Con Meloni sarà solo scontro?

Può esserci un dialogo sulle proposte per aiutare i giovani ad avere i figli che desiderano. Nel nostro paese la questione della denatalità è enorme, ed è una grave ingiustizia che i giovani debbano rinunciare ai figli perché non hanno lavoro. Su questo il Pd deve piantare una bandiera robusta. E anche sulla cura degli anziani non autosufficienti, un dramma per tante famiglie e una fonte di diseguaglianze. Il Pd deve rivendicare il testo approvato al senato ed oggi all’esame della Camera, voluto dai ministri Speranza ed Orlando. 

A lei, Turco, Schlein ha tributato un ringraziamento speciale. Ha detto che le ha insegnato la “sorellanza”. Ha riconosciuto un debito e un legame con il femminismo delle precedenti generazioni?

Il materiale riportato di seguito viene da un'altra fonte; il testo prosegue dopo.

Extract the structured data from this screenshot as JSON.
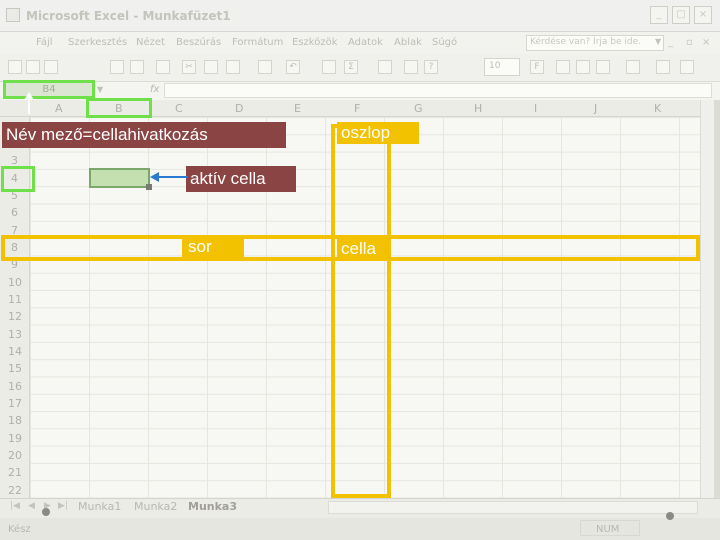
{
  "window": {
    "title": "Microsoft Excel - Munkafüzet1",
    "controls": [
      "_",
      "□",
      "×"
    ]
  },
  "menu": {
    "items": [
      "Fájl",
      "Szerkesztés",
      "Nézet",
      "Beszúrás",
      "Formátum",
      "Eszközök",
      "Adatok",
      "Ablak",
      "Súgó"
    ],
    "help_placeholder": "Kérdése van? Írja be ide."
  },
  "toolbar": {
    "font_size": "10",
    "bold": "F"
  },
  "formula_bar": {
    "name_box": "B4",
    "fx": "fx",
    "content": ""
  },
  "grid": {
    "columns": [
      "A",
      "B",
      "C",
      "D",
      "E",
      "F",
      "G",
      "H",
      "I",
      "J",
      "K"
    ],
    "rows": [
      "3",
      "4",
      "5",
      "6",
      "7",
      "8",
      "9",
      "10",
      "11",
      "12",
      "13",
      "14",
      "15",
      "16",
      "17",
      "18",
      "19",
      "20",
      "21",
      "22"
    ]
  },
  "sheets": {
    "tabs": [
      "Munka1",
      "Munka2",
      "Munka3"
    ],
    "active": "Munka3"
  },
  "status": {
    "left": "Kész",
    "num": "NUM"
  },
  "annotations": {
    "name_box_label": "Név mező=cellahivatkozás",
    "column_label": "oszlop",
    "active_cell_label": "aktív cella",
    "row_label": "sor",
    "cell_label": "cella",
    "colors": {
      "label_bg": "#8b4444",
      "yellow": "#f2c200",
      "green": "#6ee04a",
      "arrow": "#2a7ad4"
    }
  }
}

È stato un gesto altamente simbolico verso le donne e la storia delle donne. Ho sentito le sue parole, ha citato una discussione che insieme ad altre svolgemmo in un incontro alla Casa Internazionale delle donne a Roma. Ha riconosciuto le battaglie delle generazioni precedenti e ha affermato di riconoscersi nella pratica politica della sorellanza, che è il reciproco riconoscimento di forza tra donne. Chi l'ha praticata sa bene che non è un pranzo di gala, non è un generico “vogliamoci bene” ma il modo per spezzare il patriarcato e le connivenze femminili con esso. Riconoscere l'autorevolezza femminile è quello che molti uomini non sanno fare, anche perché mette in discussione il loro potere. Tante volte le donne hanno tacitamente accettato, per ottenere qualche posto. Ovviamente quell'applauso mi ha fatto piacere: da tanti anni sono fuori dalle sedi dirigenti del partito ma ho sempre continuato a fare politica nei territori e nella società. Credo che questo sia stato apprezzato.

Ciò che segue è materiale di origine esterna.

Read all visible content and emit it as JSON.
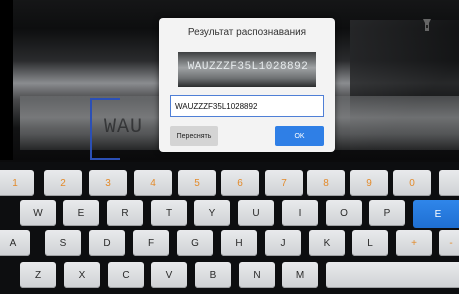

Lei è stata una femminista praticante fin dai tempi del Pci. Perché il Pd ha dovuto cercare fuori una leader donna?

Il Pd non ha cercato una donna fuori da sé. È lei che si è imposta al Pd. Ha avuto il coraggio di proporsi e l’ha fatto con un progetto nettamente di sinistra, con la sua storia di impegno in tanti luoghi sociali, in tante reti, in tanti movimenti. Elly Schlein non è solo la prima segretaria della sinistra ma l'espressione di una leadership nuova, che unisce il coraggio e l'autorevolezza individuale con la forza di relazioni vive con la società. Una novità che ha acceso speranze. La sinistra rinasce solo se si prende cura delle persone e se pratica una concreta politica popolare.

Gli altri leader fanno fatica a riconoscere la leadership dell’opposizione a Schlein. Dovrà trovare il modo di imporre la sua autorevolezza?

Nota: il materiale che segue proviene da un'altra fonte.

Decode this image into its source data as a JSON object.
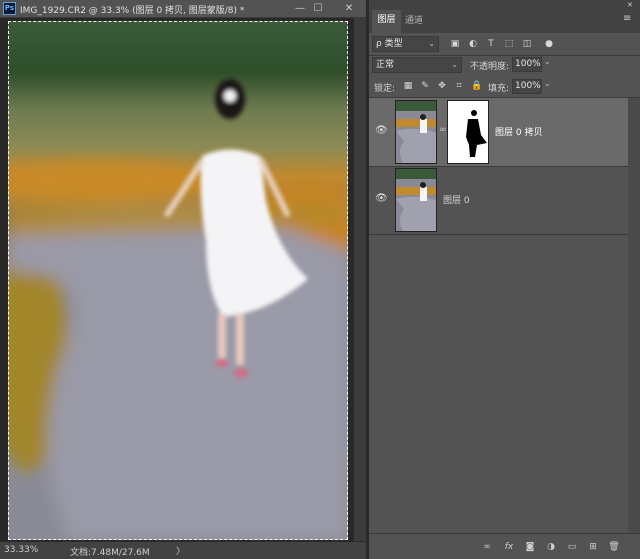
{
  "document": {
    "title": "IMG_1929.CR2 @ 33.3% (图层 0 拷贝, 图层蒙版/8) *",
    "logo": "Ps",
    "zoom": "33.33%",
    "doc_size": "文档:7.48M/27.6M",
    "status_arrow": "〉"
  },
  "window": {
    "minimize": "—",
    "maximize": "☐",
    "close": "✕"
  },
  "panel": {
    "tabs": [
      {
        "label": "图层"
      },
      {
        "label": "通道"
      }
    ],
    "menu_icon": "≡",
    "close_icon": "✕",
    "filter": {
      "label": "ρ 类型"
    },
    "blend_mode": "正常",
    "opacity_label": "不透明度:",
    "opacity_value": "100%",
    "lock_label": "锁定:",
    "fill_label": "填充:",
    "fill_value": "100%",
    "layers": [
      {
        "name": "图层 0 拷贝",
        "visible": true,
        "selected": true,
        "has_mask": true
      },
      {
        "name": "图层 0",
        "visible": true,
        "selected": false,
        "has_mask": false
      }
    ]
  },
  "colors": {
    "selected_layer": "#6a6a6a",
    "panel_bg": "#535353",
    "accent": "#5aa0e0"
  }
}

I leader dell’opposizione sono spaventati perché ne sentono la forza. Per imporre la sua autorevolezza deve essere sé stessa, determinata nella sua idea di politica e di rinnovamento del partito, capace di ascolto autentico. Deve essere unitaria e dimostrare di coniugare sempre una visione di società con una cultura di governo.

Anche se Schlein si è rammaricata per, ha ammesso, non avere avuto una formazione politica. Per età, perché nata troppo tardi rispetto alla scuola dei partiti della sinistra.

Quel passaggio è stato importante, ma in realtà ha detto un’altra cosa. Ha rivendicato il suo essere nativa del Pd ma nello stesso tempo di sentire il bisogno di conoscere le culture politiche costitutive del Pd. Nella mia esperienza, ho incontrato tante volte giovani e ragazzi vogliosi di conoscere la nostra storia, coinvolti nel racconto della militanza passata. Oggi abbiamo bisogno di elaborare una nuova cultura politica della sinistra. Sarebbe importante costruire un pensatoio che raccolga le forze intellettuali ma anche i padri e le madri dell'Ulivo per coinvolgerli in una discussione libera e profonda sulle novità del mondo, sul lavoro che cambia, su come si costruisce un nuovo umanesimo.

Prima del salario minimo, c’è stata la tragedia di Cutro. Per cambiare rotta il Pd deve rinnegare sé stesso, i decreti Minniti, i finanziamenti alla cosiddetta Guardia costiera libica.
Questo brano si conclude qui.